* Tesla drops in premarket after results, outlook
* Microsoft narrows CEO search
* Futures up: Dow 67 pts, S&P 8.8 pts, Nasdaq 12.25 pts
NEW YORK, Nov 6 (Reuters) - U.S. stock index futures rose on Wednesday on the possibility the Federal Reserve may keep stimulus measures in place longer than anticipated ahead of data key later this week on the labor market and economic growth.
* John Williams, president of the San Francisco Federal Reserve Bank, said Tuesday the Fed should wait for stronger evidence of economic momentum before pulling back on its massive bond-buying program, but should then announce a definitive end to the stimulus.
* Adding to speculation about a more dovish Fed, two of the Federal Reserve's top staff economists made the case in new research papers for more aggressive action by the U.S. central bank to drive down unemployment by promising to hold interest rates lower for longer.

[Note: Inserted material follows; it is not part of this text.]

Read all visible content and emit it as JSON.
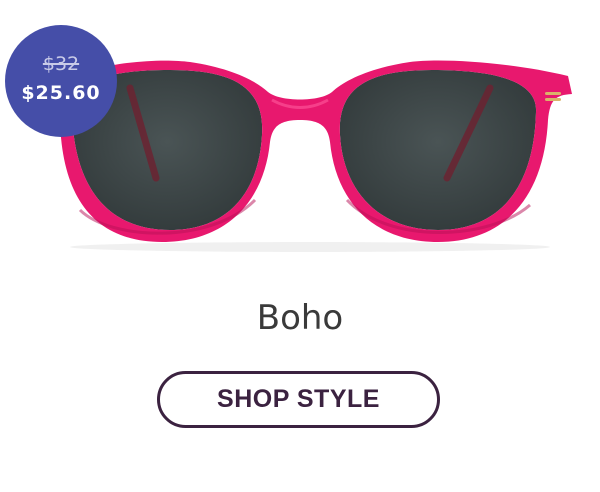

* Many market participants have expected the Fed to hold off on scaling back its $85 billion monthly bond purchases due to expectations that a partial government shutdown in early October has hurt the economy.

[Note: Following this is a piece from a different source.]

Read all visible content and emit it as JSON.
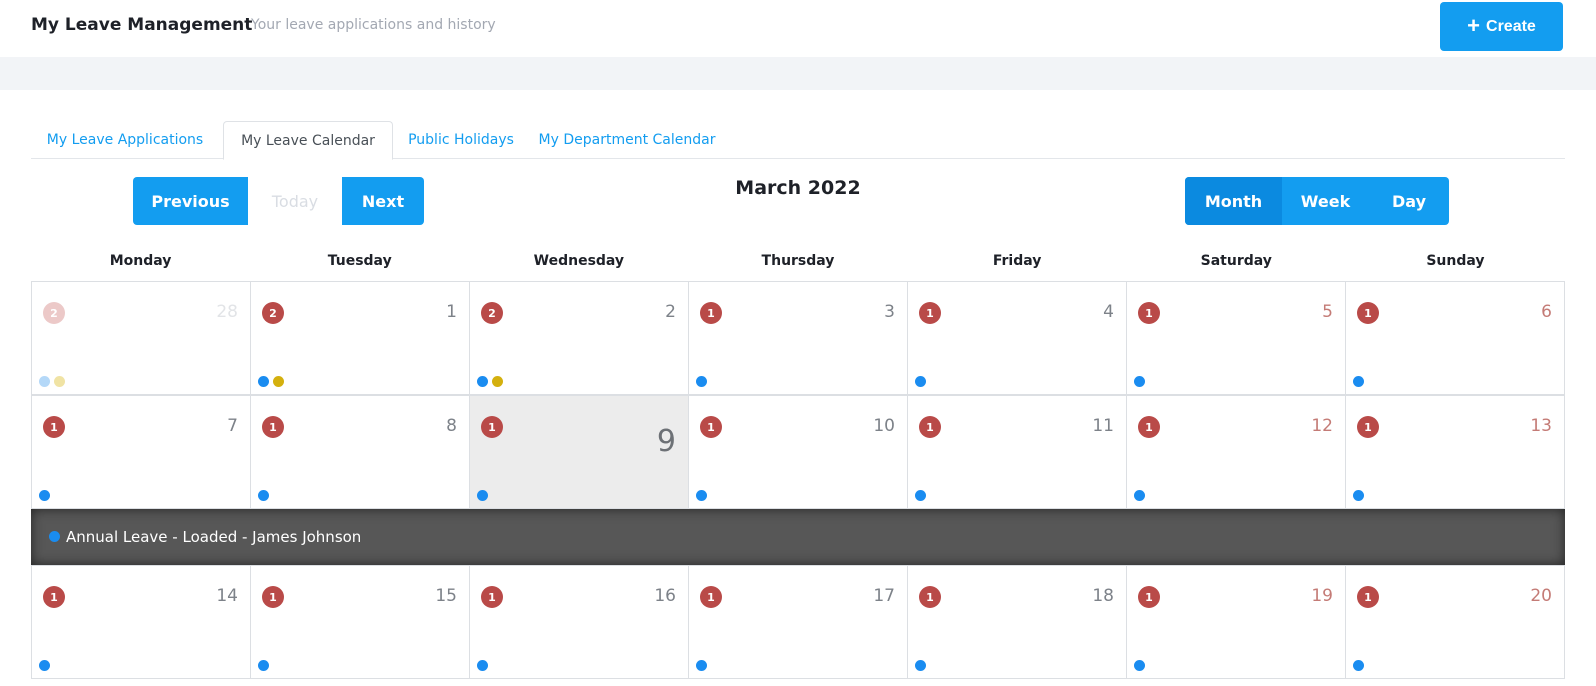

* The S&P 500 is up 23.6 percent for the year, putting it on track for its best yearly performance since 2003, boosted in large part by the Fed's stimulus measures.

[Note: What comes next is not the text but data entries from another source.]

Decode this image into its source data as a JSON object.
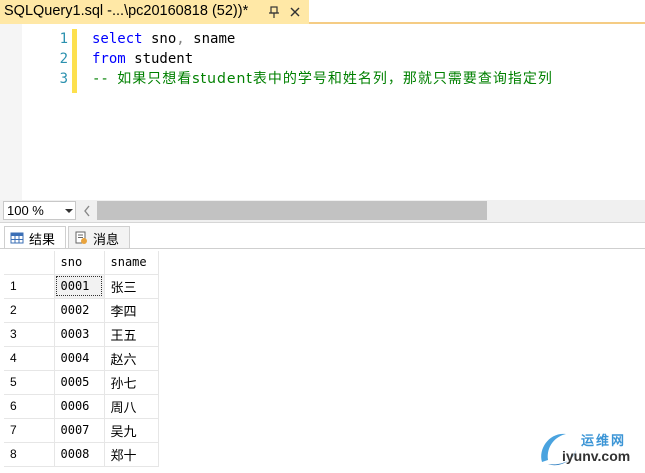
{
  "document_tab": {
    "title": "SQLQuery1.sql -...\\pc20160818 (52))*"
  },
  "editor": {
    "line_numbers": [
      "1",
      "2",
      "3"
    ],
    "line1": {
      "kw": "select",
      "rest": " sno",
      "comma": ",",
      "rest2": " sname"
    },
    "line2": {
      "kw": "from",
      "rest": " student"
    },
    "line3": {
      "comment_prefix": "-- ",
      "comment_text": "如果只想看student表中的学号和姓名列，那就只需要查询指定列"
    }
  },
  "zoom": {
    "value": "100 %"
  },
  "results_tabs": [
    {
      "label": "结果",
      "icon": "grid-icon"
    },
    {
      "label": "消息",
      "icon": "messages-icon"
    }
  ],
  "grid": {
    "columns": [
      "sno",
      "sname"
    ],
    "rows": [
      {
        "num": "1",
        "sno": "0001",
        "sname": "张三"
      },
      {
        "num": "2",
        "sno": "0002",
        "sname": "李四"
      },
      {
        "num": "3",
        "sno": "0003",
        "sname": "王五"
      },
      {
        "num": "4",
        "sno": "0004",
        "sname": "赵六"
      },
      {
        "num": "5",
        "sno": "0005",
        "sname": "孙七"
      },
      {
        "num": "6",
        "sno": "0006",
        "sname": "周八"
      },
      {
        "num": "7",
        "sno": "0007",
        "sname": "吴九"
      },
      {
        "num": "8",
        "sno": "0008",
        "sname": "郑十"
      }
    ]
  },
  "watermark": {
    "top_text": "运维网",
    "bottom_text": "iyunv.com"
  },
  "colors": {
    "tab_active": "#ffe8a6",
    "keyword": "#0000ff",
    "comment": "#008000",
    "line_number": "#2b91af",
    "change_bar": "#fde04d"
  }
}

* S&P 500 futures rose 8.8 points and were above fair value, a formula that evaluates pricing by taking into account interest rates, dividends and time to expiration on the contract. Dow Jones industrial average futures gained 67 points and Nasdaq 100 futures added 12.25 points.
* Tesla Motors Inc shares slumped 11.1 percent to $157.15 before the opening bell after the electric car maker forecast a weaker-than-expected fourth-quarter profit and posted third-quarter Model S deliveries that disappointed some analysts.
* Microsoft Corp edged up 0.6 percent to $36.85 in premarket trading after sources familiar with the matter said the world's largest software maker had narrowed its list of external candidates to replace Chief Executive Steve Ballmer to about five people, including Ford Motor Co chief Alan Mulally and former Nokia CEO Stephen Elop.
* As earnings season moves into its tail end, S&P companies expected to report earnings on Wednesday include Qualcomm Inc and Whole Foods Market Inc.
* According to Thomson Reuters data, of 404 companies in the S&P 500 that reported results through Tuesday morning, 69.6 percent beat Wall Street's expectations, above the long-term average of 63 percent. However, just 53.3 percent beat revenue forecasts, below the 61 percent average since 2002.
* European shares rose, erasing the previous session's losses, on better-than-expected results.
* Most Asian markets were little changed amid uncertainty over monetary policy in the United States and Europe, though Japanese stocks rose, thanks to gains in major car makers.